How long does a brachiopod shell last on a seafloor? Modern mid-bathyal environments as taphonomic analogues of continental shelves prior to the Mesozoic Marine Revolution

Carbonate skeletal remains are altered and disintegrate at yearly to decadal scales in present-day shallow-marine environments with intense bioerosion and dissolution. Present-day brachiopod death assemblages are invariably characterized by poor preservation on continental shelves, and abundant articulated shells of brachiopods with well-preserved brachidia are thus not expected to be preserved if not rapidly buried. However, such preservation is paradoxically observed in shallow-water Paleozoic and Mesozoic brachiopod assemblages.

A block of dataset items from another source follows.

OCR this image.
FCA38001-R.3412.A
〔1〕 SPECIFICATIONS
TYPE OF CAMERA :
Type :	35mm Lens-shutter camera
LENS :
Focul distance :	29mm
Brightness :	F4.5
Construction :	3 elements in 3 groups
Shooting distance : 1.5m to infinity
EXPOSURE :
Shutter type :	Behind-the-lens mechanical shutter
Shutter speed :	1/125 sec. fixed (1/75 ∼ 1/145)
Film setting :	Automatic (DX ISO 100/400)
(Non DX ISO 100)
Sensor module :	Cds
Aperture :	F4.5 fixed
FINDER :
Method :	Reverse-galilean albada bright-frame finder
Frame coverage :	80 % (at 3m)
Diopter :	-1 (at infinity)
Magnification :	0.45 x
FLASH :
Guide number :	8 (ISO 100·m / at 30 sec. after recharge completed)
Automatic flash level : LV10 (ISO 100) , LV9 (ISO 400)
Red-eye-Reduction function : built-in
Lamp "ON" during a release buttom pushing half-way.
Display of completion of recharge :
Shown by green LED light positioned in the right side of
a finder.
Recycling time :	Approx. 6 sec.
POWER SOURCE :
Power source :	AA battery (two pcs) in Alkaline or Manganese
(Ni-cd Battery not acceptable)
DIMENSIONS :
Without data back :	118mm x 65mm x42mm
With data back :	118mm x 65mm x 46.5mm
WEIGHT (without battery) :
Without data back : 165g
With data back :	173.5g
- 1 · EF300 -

Here, we show that a bathyal death assemblage time-averaged to several millennia (Adriatic Sea) consists of sediment-filled articulated shells of Gryphus vitreus with complete brachidia. Postmortem age distributions indicate that disintegration half-lives exceed several centuries (~500-1,700 years). The high frequency of articulated but centuries-old shells (>50%) and the fitting of taphonomic models to postmortem ages indicate that disarticulation half-life is unusually long (~200 years). Rapid sediment filling of shells (1) inhibited disarticulation, loop fragmentation and colonization by coelobites and (2) induced precipitation of ferromanganese oxides at redox fronts within shells. Sediment-filled articulated shells, however, still resided at the sediment-water interface as indicated by encrusters and sponges that infested them after death. Sediment-filled shells disintegrated through bioerosion and wear when residence time in the taphonomically active zone exceeded ~2,000 years. We suggest that the articulation paradox is driven by the Mesozoic Marine Revolution (MMR) that escalated predation, bioturbation and organic matter recycling, all intensifying shell disintegration. A scenario with slow disarticulation in bathyal environments can be an analogue of conditions leading to preservation of articulated shells in shallow-water assemblages prior to the MMR.